Whether the GPU is a SIMD processor that operates on vectors, or multiple scalar threads running concurrently is somewhat a matter of perspective. It’s described in the programming guide as SIMT (single instruction multiple thread) which is somewhat like SIMD except that the threads are thought of as scalar threads.

But regardless whether you consider it like SIMD, the way it’s generally used is different. Instead of having a vector contain a single float4, and say adding two 4-element vectors in a single instruction like C = A + B, what’s more common is to have each thread be responsible for a different point. Then it takes 4 instructions to add 32 4-element vectors: C[id].x = A[id].x + B[id].x and C[id].y = A[id].y + B[id].y and C[id].z = A[id].z + B[id].z and C[id].w = A[id].w + B[id].w (where id is a thread ID that ranges from 0 to 31). So these 4 instructions produce 32 resulting float4 outputs because the 32 threads run concurrently. It’s data-parallel, but not parallel on the level of floats within a float4. It’s not parallel across R, G, B, A within a pixel, but rather parallel across pixels. Or across vectors or nodes or “items” depending what your application is. If that makes any sense.

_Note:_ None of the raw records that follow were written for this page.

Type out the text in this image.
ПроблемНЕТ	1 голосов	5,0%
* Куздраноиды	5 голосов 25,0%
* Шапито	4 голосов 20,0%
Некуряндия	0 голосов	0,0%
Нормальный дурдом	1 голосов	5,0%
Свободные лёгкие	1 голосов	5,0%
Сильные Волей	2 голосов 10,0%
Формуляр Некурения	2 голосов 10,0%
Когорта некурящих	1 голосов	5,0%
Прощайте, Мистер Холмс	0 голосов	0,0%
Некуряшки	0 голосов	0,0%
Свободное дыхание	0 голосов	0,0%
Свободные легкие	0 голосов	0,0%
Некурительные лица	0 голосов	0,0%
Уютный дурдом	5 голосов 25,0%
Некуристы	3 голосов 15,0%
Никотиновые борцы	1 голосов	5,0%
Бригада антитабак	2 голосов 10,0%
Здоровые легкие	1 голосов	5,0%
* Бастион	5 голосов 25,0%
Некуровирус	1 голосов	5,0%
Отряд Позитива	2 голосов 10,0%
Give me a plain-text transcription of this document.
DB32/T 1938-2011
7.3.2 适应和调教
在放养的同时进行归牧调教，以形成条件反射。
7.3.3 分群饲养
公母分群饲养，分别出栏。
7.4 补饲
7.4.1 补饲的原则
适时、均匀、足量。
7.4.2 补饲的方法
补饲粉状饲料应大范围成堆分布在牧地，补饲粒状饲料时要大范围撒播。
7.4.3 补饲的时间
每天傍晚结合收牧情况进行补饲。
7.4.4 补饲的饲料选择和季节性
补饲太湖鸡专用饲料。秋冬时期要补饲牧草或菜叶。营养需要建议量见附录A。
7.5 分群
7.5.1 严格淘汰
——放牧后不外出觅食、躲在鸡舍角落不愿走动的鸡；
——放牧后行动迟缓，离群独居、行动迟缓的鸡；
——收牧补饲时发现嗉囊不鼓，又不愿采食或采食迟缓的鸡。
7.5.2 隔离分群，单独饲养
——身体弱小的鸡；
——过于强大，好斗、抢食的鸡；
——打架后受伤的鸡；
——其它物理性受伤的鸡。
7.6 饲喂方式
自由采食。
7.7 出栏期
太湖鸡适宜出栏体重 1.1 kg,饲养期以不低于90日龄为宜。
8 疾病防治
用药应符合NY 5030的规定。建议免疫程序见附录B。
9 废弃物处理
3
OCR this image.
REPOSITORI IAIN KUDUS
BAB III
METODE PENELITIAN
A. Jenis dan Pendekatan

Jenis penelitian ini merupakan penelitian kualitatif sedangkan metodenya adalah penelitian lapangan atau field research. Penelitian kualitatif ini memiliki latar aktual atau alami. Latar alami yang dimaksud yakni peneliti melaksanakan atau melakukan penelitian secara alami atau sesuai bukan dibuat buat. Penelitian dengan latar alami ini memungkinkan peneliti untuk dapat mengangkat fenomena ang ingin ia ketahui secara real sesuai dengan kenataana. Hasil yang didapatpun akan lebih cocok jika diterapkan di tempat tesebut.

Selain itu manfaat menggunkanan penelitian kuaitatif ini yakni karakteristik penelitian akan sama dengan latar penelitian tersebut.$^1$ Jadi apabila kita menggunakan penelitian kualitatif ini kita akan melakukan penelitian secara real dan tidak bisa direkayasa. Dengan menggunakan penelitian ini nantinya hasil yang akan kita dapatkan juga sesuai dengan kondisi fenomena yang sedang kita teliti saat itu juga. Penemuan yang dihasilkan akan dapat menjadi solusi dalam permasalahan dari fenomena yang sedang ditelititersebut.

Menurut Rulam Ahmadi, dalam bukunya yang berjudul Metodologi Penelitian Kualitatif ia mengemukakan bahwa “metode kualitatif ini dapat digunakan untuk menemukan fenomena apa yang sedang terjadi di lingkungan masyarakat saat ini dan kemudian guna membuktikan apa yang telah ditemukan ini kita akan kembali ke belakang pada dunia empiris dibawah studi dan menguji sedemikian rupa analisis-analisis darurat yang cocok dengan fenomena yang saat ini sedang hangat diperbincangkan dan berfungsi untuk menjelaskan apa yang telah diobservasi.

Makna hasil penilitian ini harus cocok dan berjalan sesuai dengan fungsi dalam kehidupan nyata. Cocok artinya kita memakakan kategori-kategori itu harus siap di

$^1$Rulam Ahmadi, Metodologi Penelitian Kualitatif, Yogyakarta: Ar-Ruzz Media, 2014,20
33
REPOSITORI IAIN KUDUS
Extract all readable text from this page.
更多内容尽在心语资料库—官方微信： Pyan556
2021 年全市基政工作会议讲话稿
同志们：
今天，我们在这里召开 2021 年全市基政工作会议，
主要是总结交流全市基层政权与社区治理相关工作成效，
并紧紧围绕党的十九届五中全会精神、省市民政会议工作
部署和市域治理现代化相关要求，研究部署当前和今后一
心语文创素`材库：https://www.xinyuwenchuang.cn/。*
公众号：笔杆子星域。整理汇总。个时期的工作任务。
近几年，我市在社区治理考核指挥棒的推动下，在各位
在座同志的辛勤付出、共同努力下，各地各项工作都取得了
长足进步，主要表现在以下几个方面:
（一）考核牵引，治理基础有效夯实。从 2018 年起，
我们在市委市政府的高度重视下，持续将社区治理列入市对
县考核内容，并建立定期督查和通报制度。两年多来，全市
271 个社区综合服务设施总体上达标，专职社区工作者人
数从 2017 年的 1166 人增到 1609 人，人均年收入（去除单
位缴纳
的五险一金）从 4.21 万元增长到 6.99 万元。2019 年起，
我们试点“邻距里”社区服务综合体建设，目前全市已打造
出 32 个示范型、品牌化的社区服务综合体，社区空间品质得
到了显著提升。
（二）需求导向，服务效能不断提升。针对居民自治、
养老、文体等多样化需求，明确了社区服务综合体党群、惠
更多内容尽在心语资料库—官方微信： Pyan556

So every instruction is a vector instruction in the sense that if all threads are doing the same thing, then it executes in all 32 threads in a single instruction. If threads within a warp are not executing the same instruction, the hardware can run the threads sequentially to maintain correctness of the threaded model, but this is avoided as much as possible because performance deteriorates quickly.